Seul sur le plateau, le voilà donc incar­nant tout à tour Sarah et tous ceux qui grav­itèrent autour d’elle, de son enfance bre­tonne à sa sec­onde entrée à la Comédie-Française, sans que pour­tant jamais le spec­ta­teur ne s’y perde, au milieu de tant de monde. Péri­ode où cette femme éton­nante fit décou­vrir et affir­ma son tal­ent de tragé­di­enne, mais dévelop­pa aus­si une habileté à tir­er par­ti de ses innom­brables frasques pour faire par­ler d’elle : c’est à pro­pos d’elle que Cocteau forgea le terme de « mon­stre sacré ». Mais nous voyons aus­si le revers de la médaille : elle fut en effet une ter­ri­fi­ante « dévideuse de fil à retor­dre » pour son entourage proche, tout par­ti­c­ulière­ment pour les directeurs et admin­is­tra­teurs des théâtres où elle se pro­duisit, avant de devenir elle-même direc­trice. Cette démon­stra­tion d’agilité scénique est accom­pa­g­née au piano par Damien Roche, l’auteur de la par­ti­tion qui d’ailleurs n’est pas seule­ment pianiste, mais per­cus­sion­niste, et cela s’entend ! Presque un peu trop dans les pre­mières min­utes, où le piano tend à écras­er la voix pas encore chauf­fée du comé­di­en. Cette pro­vi­soire dif­fi­culté d’audition se trou­ve aggravée par le fait que le texte démarre sur des « répliques » échangées en bre­ton entre l’enfant Sarah et sa nour­rice. Avant que le « nar­ra­teur » ne traduise, on se demande ce qui se passe.

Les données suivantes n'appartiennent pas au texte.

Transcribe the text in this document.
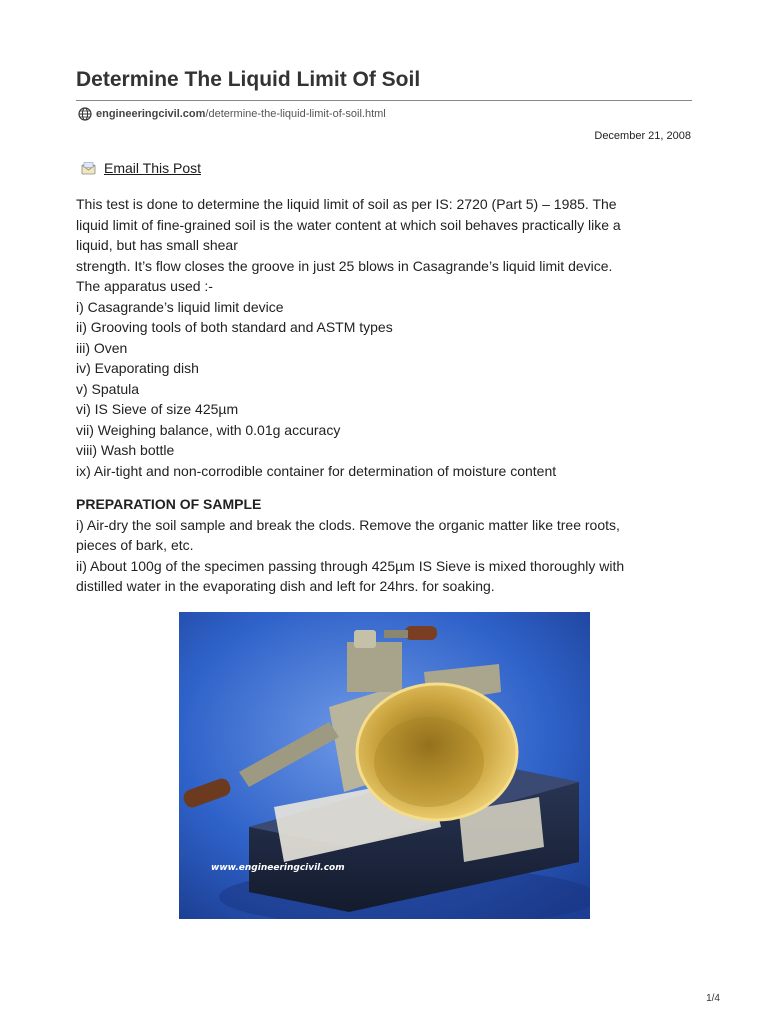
Determine The Liquid Limit Of Soil
engineeringcivil.com /determine-the-liquid-limit-of-soil.html
December 21, 2008
Email This Post

This test is done to determine the liquid limit of soil as per IS: 2720 (Part 5) – 1985. The

liquid limit of fine-grained soil is the water content at which soil behaves practically like a

liquid, but has small shear

strength. It’s flow closes the groove in just 25 blows in Casagrande’s liquid limit device.

The apparatus used :-

i) Casagrande’s liquid limit device

ii) Grooving tools of both standard and ASTM types

iii) Oven

iv) Evaporating dish

v) Spatula

vi) IS Sieve of size 425µm

vii) Weighing balance, with 0.01g accuracy

viii) Wash bottle

ix) Air-tight and non-corrodible container for determination of moisture content

PREPARATION OF SAMPLE

i) Air-dry the soil sample and break the clods. Remove the organic matter like tree roots,

pieces of bark, etc.

ii) About 100g of the specimen passing through 425µm IS Sieve is mixed thoroughly with

distilled water in the evaporating dish and left for 24hrs. for soaking.

www.engineeringcivil.com
1/4
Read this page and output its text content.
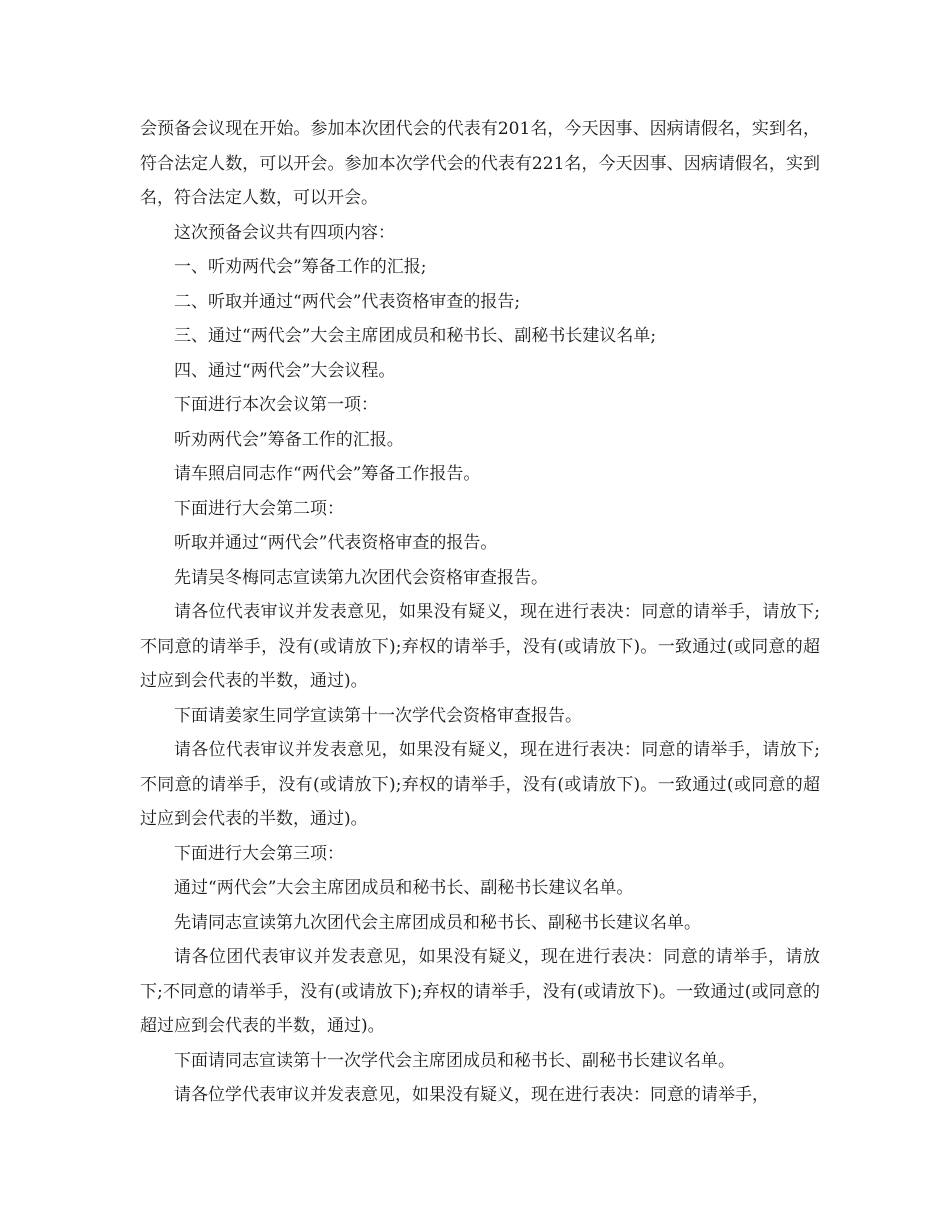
会预备会议现在开始。参加本次团代会的代表有201名，今天因事、因病请假名，实到名，符合法定人数，可以开会。参加本次学代会的代表有221名，今天因事、因病请假名，实到名，符合法定人数，可以开会。

这次预备会议共有四项内容：

一、听劝两代会”筹备工作的汇报;

二、听取并通过“两代会”代表资格审查的报告;

三、通过“两代会”大会主席团成员和秘书长、副秘书长建议名单;

四、通过“两代会”大会议程。

下面进行本次会议第一项：

听劝两代会”筹备工作的汇报。

请车照启同志作“两代会”筹备工作报告。

下面进行大会第二项：

听取并通过“两代会”代表资格审查的报告。

先请吴冬梅同志宣读第九次团代会资格审查报告。

请各位代表审议并发表意见，如果没有疑义，现在进行表决：同意的请举手，请放下;不同意的请举手，没有(或请放下);弃权的请举手，没有(或请放下)。一致通过(或同意的超过应到会代表的半数，通过)。

下面请姜家生同学宣读第十一次学代会资格审查报告。

请各位代表审议并发表意见，如果没有疑义，现在进行表决：同意的请举手，请放下;不同意的请举手，没有(或请放下);弃权的请举手，没有(或请放下)。一致通过(或同意的超过应到会代表的半数，通过)。

下面进行大会第三项：

通过“两代会”大会主席团成员和秘书长、副秘书长建议名单。

先请同志宣读第九次团代会主席团成员和秘书长、副秘书长建议名单。

请各位团代表审议并发表意见，如果没有疑义，现在进行表决：同意的请举手，请放下;不同意的请举手，没有(或请放下);弃权的请举手，没有(或请放下)。一致通过(或同意的超过应到会代表的半数，通过)。

下面请同志宣读第十一次学代会主席团成员和秘书长、副秘书长建议名单。

请各位学代表审议并发表意见，如果没有疑义，现在进行表决：同意的请举手，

Le spec­ta­cle, inces­sam­ment parox­ys­tique à l’image de la vie même de Sarah, dure env­i­ron une heure quar­ante. C’est peut-être un peu long. Mal­gré d’habiles effets et change­ments d’éclairage, qui devi­en­nent presque des change­ments de décor, mal­gré surtout les dons prodigieux du comé­di­en, on peut crain­dre que le spec­ta­teur n’éprouve à la longue un sen­ti­ment de répéti­tion des effets scéniques. Comme si l’auteur, ayant eu la chance de trou­ver un inter­prète excep­tion­nel, avait, dans le souci de bien servir la mémoire de la tragé­di­enne, quelque peu per­du le sens de la mesure dans la durée.

Pour la petite his­toire poly­tech­ni­ci­enne, je révélerai que Jérôme Pradon est le fils de notre cama­rade Claude Pradon (56) et que je l’ai con­nu tout bébé, à Mada­gas­car, voilà déjà un petit temps.